21. The Madras High Court has in principle held that manse profits awarded by Court for wrongful possession are liable to be assessed in the year of quantification. This was a case where the assessee had filed a suit for specific performance of an agreement for sale of a tile factory and there was a decree in his favour. There was also an order awarding manse profits, and the same was quantified by the Court. Manse profits, quantified, related to a particular period during which the assessee was the owner as a consequence of a decree granting specific performance of the agreement for sale. Factually it was compensation granted for the loss caused to the assessee by the wrong doer, for the assessee, had he become the owner, would have run the tile factory to generate income. It does not appear from the report whether for the same period the assessee had been assessed on rent on notional basis in respect of that property. In this essence the case is distinguishable.
22. The case of Shamsher Printing Press (supra) is also distinguishable. In that case compensation had been granted for compulsory eviction of the premises where the assessee was carrying on business. Such amount was held to be compensation for loss of profits and, therefore, revenue receipt. It is pertinent to note that their Lordships have observed that the amount had not been received for any injury in respect of any capital asset. This observation supports the view that we are inclined to take in the instant appeal.
23. In the case of J.D. Italia (supra), the land of the assessee had been unauthorisedly occupied and civil action has been raised in a Court of Law for recovery of possession and other incidental reliefs. A certain sum of money was ordered to be paid under the compromise decree passed in the suit for wrongful use and occupation of the property. The Court, on examination of facts, found that this amount was in reality damages for use and occupation paid to the owner as compensation by the trespasser. Such amount was held to be not classifiable as revenue receipt for being included in the total income.
24. In the case of Chiranji Lal Multani Mal Rai Bahadur (P.)Ltd. (supra), the Punjab and Haryana High Court dealt with a case where a certain amount was ordered to be paid as interest. Interest is granted either, on statutory authority or as compensation for wrongful deprivation of an amount which the owner thereof had right to use. In this case, the amount awarded as interest was by way of compensation and such receipt was held to be not the income of the assessee.
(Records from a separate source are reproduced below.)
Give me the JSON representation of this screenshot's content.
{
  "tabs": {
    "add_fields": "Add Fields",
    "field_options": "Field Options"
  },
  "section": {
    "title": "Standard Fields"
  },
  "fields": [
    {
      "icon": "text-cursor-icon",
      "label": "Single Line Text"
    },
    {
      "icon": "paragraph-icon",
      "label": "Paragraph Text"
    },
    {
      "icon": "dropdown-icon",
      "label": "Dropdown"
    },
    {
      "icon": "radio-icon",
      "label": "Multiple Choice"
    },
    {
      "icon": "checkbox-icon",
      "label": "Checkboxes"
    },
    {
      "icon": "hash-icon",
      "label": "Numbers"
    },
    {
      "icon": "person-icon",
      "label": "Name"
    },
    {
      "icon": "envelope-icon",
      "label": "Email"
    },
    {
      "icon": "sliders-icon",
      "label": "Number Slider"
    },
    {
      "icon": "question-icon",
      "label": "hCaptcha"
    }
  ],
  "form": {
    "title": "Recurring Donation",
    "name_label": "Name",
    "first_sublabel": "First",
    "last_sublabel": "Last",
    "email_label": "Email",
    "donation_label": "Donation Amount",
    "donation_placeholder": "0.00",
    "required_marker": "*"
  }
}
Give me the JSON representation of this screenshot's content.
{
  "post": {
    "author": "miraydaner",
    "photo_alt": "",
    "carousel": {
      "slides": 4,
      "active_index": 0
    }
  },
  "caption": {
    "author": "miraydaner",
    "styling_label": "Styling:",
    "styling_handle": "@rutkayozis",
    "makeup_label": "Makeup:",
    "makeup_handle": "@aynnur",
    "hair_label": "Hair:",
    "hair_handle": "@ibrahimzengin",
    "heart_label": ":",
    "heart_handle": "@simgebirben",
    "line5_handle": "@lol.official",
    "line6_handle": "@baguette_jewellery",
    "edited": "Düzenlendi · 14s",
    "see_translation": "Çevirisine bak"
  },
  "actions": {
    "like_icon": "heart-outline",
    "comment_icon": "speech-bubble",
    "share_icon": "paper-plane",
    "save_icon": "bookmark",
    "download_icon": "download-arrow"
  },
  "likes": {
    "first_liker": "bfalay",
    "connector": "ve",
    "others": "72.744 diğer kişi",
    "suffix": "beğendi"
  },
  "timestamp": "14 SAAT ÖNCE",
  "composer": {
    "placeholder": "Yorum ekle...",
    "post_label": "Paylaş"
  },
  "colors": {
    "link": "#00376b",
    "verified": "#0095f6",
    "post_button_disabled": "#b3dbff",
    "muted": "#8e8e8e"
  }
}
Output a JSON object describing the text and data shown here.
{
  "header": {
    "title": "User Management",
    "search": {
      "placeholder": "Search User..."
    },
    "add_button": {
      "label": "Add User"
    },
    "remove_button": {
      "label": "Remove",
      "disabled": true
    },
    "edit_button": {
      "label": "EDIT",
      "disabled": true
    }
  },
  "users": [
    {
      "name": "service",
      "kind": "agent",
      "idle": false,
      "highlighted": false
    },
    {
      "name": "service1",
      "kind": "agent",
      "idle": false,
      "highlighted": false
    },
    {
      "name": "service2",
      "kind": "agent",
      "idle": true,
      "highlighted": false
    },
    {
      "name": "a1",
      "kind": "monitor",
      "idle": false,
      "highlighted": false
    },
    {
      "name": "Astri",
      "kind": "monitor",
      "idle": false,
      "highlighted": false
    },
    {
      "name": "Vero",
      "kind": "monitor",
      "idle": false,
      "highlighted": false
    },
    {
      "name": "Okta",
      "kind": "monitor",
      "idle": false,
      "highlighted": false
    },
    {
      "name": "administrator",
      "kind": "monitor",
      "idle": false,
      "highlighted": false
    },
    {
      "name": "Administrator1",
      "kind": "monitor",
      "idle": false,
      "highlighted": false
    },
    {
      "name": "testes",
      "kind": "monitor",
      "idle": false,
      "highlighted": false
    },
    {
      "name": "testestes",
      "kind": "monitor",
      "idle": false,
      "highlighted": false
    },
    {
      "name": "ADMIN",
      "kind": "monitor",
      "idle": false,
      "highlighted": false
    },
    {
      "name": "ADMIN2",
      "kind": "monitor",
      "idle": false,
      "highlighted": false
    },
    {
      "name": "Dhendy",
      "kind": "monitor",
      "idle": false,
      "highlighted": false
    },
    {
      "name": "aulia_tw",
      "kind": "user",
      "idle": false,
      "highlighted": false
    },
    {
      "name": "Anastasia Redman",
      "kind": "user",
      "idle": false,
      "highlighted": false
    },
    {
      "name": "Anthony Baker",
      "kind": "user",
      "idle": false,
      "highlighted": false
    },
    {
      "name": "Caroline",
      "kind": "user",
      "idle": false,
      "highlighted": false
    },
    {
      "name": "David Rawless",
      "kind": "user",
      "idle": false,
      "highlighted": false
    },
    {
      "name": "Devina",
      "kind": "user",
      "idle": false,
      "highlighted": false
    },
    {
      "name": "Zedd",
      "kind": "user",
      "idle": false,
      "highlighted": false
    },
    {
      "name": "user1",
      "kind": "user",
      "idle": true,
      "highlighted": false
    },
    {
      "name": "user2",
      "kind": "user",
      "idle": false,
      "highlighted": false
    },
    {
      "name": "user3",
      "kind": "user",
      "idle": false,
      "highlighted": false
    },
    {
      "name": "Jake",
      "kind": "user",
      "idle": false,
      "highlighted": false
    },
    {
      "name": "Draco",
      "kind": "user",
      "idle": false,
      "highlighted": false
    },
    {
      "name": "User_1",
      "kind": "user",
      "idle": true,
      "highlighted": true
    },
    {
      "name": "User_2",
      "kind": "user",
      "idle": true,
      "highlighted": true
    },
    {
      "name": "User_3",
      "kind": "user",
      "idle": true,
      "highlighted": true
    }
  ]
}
25. The principle laid down by the Andhra Pradesh High Court and the Punjab and Haryana High Court is that whenever an amount is received by an assessee by way of compensation on account of some injury sufferred in respect of property belonging to him, the same cannot be classified as ‘taxable income’. With respect to their Lordships of the Madras High Court who decided Mariappa Gounder’s case (supra) we are inclined to apply the principle laid down by the Andhra Pradesh and Punjab and Haryana High Courts to conclude that amount received by the owner as compensation on account of deprivation of use of his property is not taxable. For these reasons we accept also the alternative submission made by Dr. Krishna,
26. For the foregoing we direct deletion of Rs. 36,400 included in the taxable income.
27. The appeal stands allowed in part.